Former Illinois House Speaker Michael Madigan — repeatedly referenced in court documents as “Public Official A” — has denied any knowledge of a bribery scheme but helped steer through legislation that helped ComEd.
Exelon benefitted too, by way of a law that currently has electricity customers paying a subsidy for two of its other Illinois plants, in Clinton and the Quad Cities.
It’s a new phenomenon not singular to Illinois, as nuclear companies in deregulated energy markets like Illinois’ put their corporate hands out, and as states look to reduce their greenhouse gas emissions.
The still-in-the-works energy package Illinois lawmakers are contemplating also has a goal of moving to 100% energy from renewable sources by 2050.
“Right now the markets pay a megawatt of electricity the same whether it’s carbon free or whether it came from the dirtiest coal plant in the United States, “ Hanson said. “There’s no difference. We’re polluting the environment without any consequence on the revenue, so therefore we should be designing market solutions and until we have market solutions, we’re asking politicians to dive into the energy market and help pick winners and losers.”
Exelon says the uptick customers will pay to keep these plants open is less than the spike you’ll see on your electric bill if the nuclear plants are allowed to retire early.
But the Illinois Chamber of Commerce is skeptical of another Exelon bailout.
“We become very concerned when a profitable company seeks to lock in profits through the Illinois General Assembly, when those profits are going to be paid for by ratepayers,” said Alec Messina with the chamber’s Energy Council.
And critics of nuclear energy say Exelon’s threats are akin to ransom.
“Exelon first started what we’ve dubbed the nuclear hostage crisis. It’s a pattern where a utility will for whatever reasons threaten closure, which gets the workers very upset, then the local community whose tax base depends on it gets upset, they pressure their legislators, and then the legislators grant bailouts,” said Dave Kraft, head of the Nuclear Energy Information Service.
Kraft said rather than continuing to support nuclear energy, Illinois needs to redouble its commitment to wind and solar.
Despite those criticisms, Gov. J.B. Pritzker is on board with the Exelon subsidy.

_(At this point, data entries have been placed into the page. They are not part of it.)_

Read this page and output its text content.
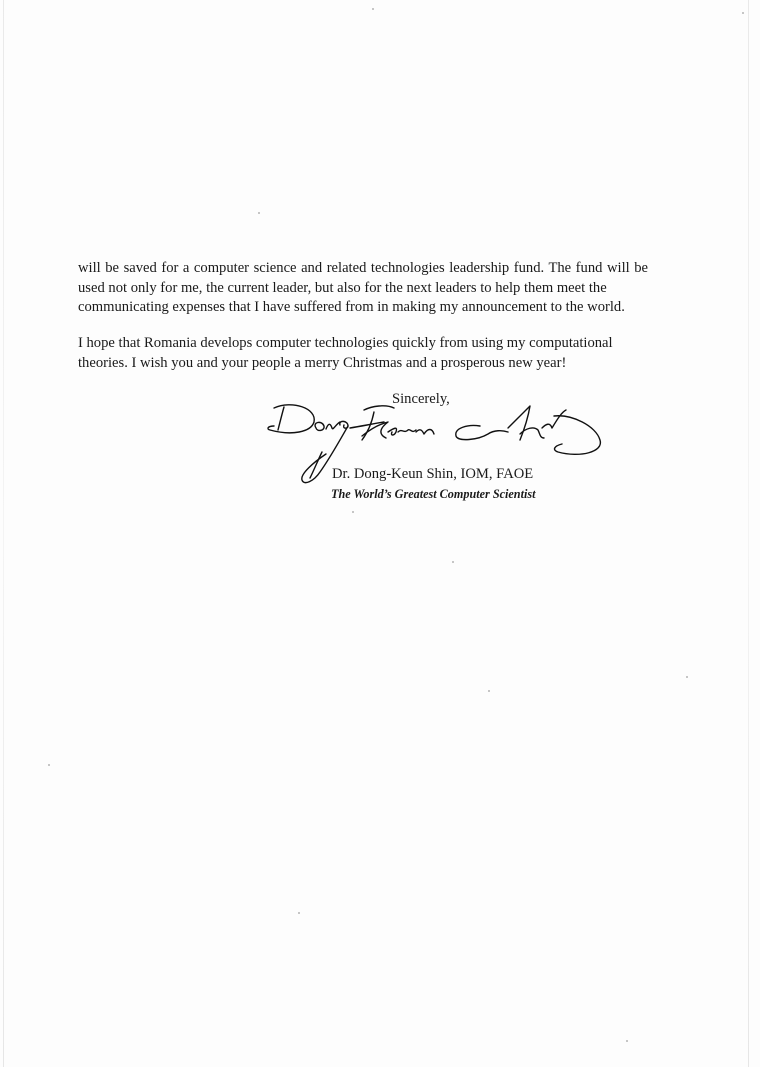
will be saved for a computer science and related technologies leadership fund. The fund will be used not only for me, the current leader, but also for the next leaders to help them meet the
communicating expenses that I have suffered from in making my announcement to the world.

I hope that Romania develops computer technologies quickly from using my computational
theories. I wish you and your people a merry Christmas and a prosperous new year!

Sincerely,
Dr. Dong-Keun Shin, IOM, FAOE
The World’s Greatest Computer Scientist
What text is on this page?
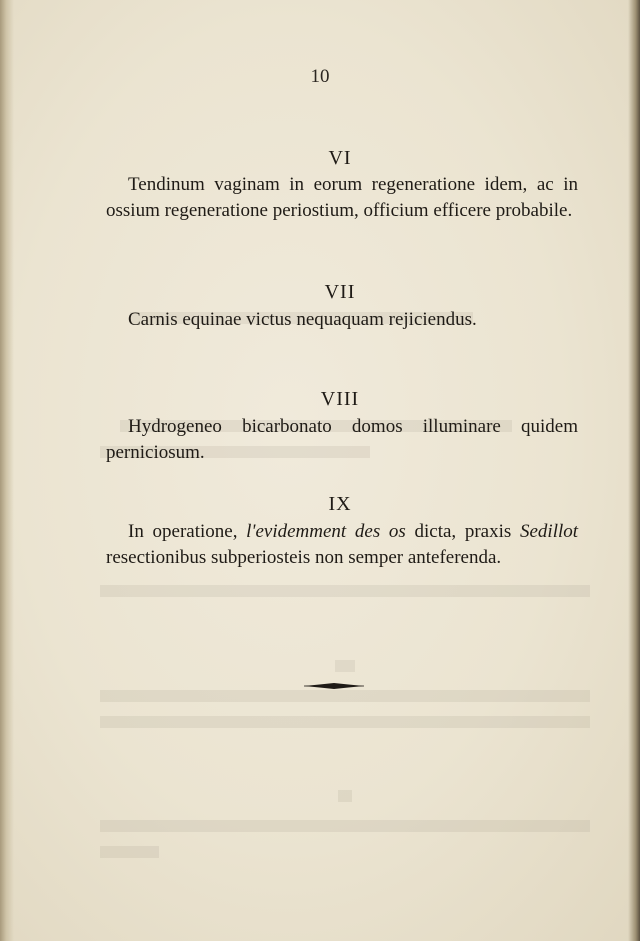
10
VI
Tendinum vaginam in eorum regeneratione idem, ac in ossium regeneratione periostium, officium efficere probabile.
VII
Carnis equinae victus nequaquam rejiciendus.
VIII
Hydrogeneo bicarbonato domos illuminare quidem perniciosum.
IX
In operatione, l'evidemment des os dicta, praxis Sedillot resectionibus subperiosteis non semper anteferenda.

It helps the Exelon portion of the broader, omnibus energy plan has the backing of labor unions (hundreds of unionized pipefitters, boilermakers, teamsters, electricians and carpenters are hired by the plant every time a reactor is refueled) as well as environmentalists, who see nuclear energy as a carbon-free path as wind and solar are built up.
But labor and backers of renewable energy remain divided over the deadline for phasing out energy plants fired by carbon-emitting coal and natural gas.
That’s the main impasse preventing passing of an energy law that would not only bailout Exelon, but would also prop up renewable energy and give the state additional oversight of utilities like ComEd.
Being at the mercy of the larger fight is frustrating for Lynde, the Byron school board president.
“There’s so much god that could happen here (in the energy omnibus bill), but people are digging in for something that we’re talking about in 10, 15, 20 years from now. We’re fighting about what’s going to happen in 2035 and 2045, when in three weeks we’re going to lose nuclear,” she said.
Back at the Byron plant, operator Ken Feldman is manning his station in the reactor’s operating room—scanning – to make sure everything’s on track.
“See all these alarms up here all the way around, these are all alarms,” he shows, pointing to walls of gadgets, gizmos, buttons and screens. “Even if a really important one goes off, you stay calm. There’s time to just walk up calmly and take care of things.”
But in this case, time is running short, and Exelon is blaring the alarm.
“Until we submit that letter to permanently defuel operations, we can reverse but reversing a decision like we’re mad is like turning a cruise ship around,” Hanson said.
He says once the letter to decommission is submitted – once the fuel rod’s removed – Byron is closed. Forever.